The cast is splendiferous—from John Bolton and his pretty-boy takeoff on Bert Parks as the pluperfect emcee with the fast patter, lacquered hair and noxious smile, to the contestants themselves, each and every one a winner. These guys must have been cast for their shapely gams and undulating thighs because they’ve got legs for days (think Cyd Charisse).
I was embarrassed by how much I roared at Miss Bible Belt (Curtis Wiley), the black girl with orange hair whose goal in life is to spread the gospel through telemarketing, and poker-faced Miss Great Plains (Nick Cearley) from Keokuk, Iowa, who is writing a cookbook of recipes using Marshmallow Fluff and is never happier than when she’s breeding cows. Statuesque Miss Texas (big butch Alex Ringler) has a double major in home economics and cancer research, and does a show-stopping tap dance with white fringe cowboy boots and flaming six guns borrowed from Ann Miller in Texas Carnival.
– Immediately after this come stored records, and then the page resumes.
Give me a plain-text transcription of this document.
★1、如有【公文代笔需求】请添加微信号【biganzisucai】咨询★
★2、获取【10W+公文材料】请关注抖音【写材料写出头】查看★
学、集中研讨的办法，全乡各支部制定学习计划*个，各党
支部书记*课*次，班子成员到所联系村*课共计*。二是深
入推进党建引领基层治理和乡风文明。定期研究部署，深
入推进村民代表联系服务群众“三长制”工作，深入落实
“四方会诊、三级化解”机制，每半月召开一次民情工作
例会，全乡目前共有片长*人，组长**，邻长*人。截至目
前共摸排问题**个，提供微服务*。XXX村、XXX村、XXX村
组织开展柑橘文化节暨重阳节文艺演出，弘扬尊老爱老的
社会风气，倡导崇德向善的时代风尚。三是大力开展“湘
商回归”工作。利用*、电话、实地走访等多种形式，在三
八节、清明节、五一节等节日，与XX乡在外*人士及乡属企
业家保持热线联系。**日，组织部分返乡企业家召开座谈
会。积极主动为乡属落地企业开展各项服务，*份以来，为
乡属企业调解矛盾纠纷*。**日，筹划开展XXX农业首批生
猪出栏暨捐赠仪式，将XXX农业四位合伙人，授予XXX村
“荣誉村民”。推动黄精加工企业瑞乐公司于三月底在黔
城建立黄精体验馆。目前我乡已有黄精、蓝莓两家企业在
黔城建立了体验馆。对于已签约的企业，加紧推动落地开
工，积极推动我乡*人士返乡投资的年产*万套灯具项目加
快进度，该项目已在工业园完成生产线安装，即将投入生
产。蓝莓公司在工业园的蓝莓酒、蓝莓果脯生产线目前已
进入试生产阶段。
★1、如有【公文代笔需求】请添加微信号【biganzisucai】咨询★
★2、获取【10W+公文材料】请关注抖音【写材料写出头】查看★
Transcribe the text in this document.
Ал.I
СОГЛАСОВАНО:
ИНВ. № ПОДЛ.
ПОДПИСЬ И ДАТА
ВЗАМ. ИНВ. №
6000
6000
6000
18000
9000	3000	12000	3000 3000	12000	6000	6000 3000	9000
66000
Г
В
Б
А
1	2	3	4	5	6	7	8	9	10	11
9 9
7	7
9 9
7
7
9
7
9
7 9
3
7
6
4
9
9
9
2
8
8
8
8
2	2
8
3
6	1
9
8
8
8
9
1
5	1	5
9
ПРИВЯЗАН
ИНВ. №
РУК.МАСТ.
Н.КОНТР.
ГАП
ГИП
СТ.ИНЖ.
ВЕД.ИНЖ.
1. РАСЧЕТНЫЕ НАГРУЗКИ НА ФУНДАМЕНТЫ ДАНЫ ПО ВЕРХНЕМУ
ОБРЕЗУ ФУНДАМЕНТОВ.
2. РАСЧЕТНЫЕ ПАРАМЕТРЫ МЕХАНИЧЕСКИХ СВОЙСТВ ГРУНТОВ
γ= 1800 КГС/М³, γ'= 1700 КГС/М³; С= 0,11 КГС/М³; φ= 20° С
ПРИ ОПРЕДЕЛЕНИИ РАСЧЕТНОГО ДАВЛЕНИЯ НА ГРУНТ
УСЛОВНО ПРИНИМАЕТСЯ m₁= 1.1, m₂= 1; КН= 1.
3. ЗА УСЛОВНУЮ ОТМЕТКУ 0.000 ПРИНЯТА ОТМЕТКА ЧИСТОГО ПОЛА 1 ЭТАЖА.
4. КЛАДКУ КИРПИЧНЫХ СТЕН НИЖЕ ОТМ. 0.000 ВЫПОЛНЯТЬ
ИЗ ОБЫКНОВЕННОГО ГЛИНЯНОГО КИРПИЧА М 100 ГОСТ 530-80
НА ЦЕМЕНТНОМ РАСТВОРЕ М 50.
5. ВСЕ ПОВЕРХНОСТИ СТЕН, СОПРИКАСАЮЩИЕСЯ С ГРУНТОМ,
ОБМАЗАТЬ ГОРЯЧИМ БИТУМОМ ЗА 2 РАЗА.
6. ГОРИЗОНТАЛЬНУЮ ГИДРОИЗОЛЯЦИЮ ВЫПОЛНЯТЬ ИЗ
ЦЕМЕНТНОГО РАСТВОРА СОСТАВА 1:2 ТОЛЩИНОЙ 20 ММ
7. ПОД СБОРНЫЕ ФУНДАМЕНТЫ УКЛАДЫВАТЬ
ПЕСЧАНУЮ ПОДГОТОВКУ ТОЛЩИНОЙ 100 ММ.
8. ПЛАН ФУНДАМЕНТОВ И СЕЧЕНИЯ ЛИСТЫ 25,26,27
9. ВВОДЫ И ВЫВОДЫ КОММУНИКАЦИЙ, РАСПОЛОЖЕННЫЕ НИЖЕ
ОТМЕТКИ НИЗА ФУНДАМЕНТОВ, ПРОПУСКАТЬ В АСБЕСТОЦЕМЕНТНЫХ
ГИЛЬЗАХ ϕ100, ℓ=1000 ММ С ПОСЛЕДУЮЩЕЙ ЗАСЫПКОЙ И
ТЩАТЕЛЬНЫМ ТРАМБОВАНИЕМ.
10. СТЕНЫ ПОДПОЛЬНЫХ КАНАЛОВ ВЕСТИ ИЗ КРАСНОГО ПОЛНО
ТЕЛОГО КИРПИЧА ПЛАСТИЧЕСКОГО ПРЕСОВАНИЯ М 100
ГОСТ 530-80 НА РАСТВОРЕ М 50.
Miss Deep South (Marty Thomas) warbles her off-key soprano as an antebellum plantation belle singing “Camptown Races.” Miss West Coast (the libidinous Seth Tucker) lives on the San Andreas Fault and manages to survive long enough to do a ghastly interpretative modern dance trapped in a yellow sheet (a send-up of the wacked out Pilobolus dance company). And the Latina in the banana split is Miss Industrial Northeast (Nic Cory), who talks like Rita Moreno’s Googie Gomez, plays “La Cucaracha” on a hot accordion and studies hairdressing by mail.
When they’re not kicking up dust and sending the audience into spasms of musical delight, they demonstrate the sponsor’s god-awful beauty products, including Hair Aware with Air Repair and Smooth as Marble Facial Spackle, which works “the same way you fill in cracks in sheet rock.” The audience is part of the show. Judges are selected from people on the aisle, guaranteeing there will be a different winner every night. Pageant flirts with satire, and beauty contests are easy targets. But the musical adds a colorful new dimension to old territory. This time everyone is crowned a queen—in more ways than one.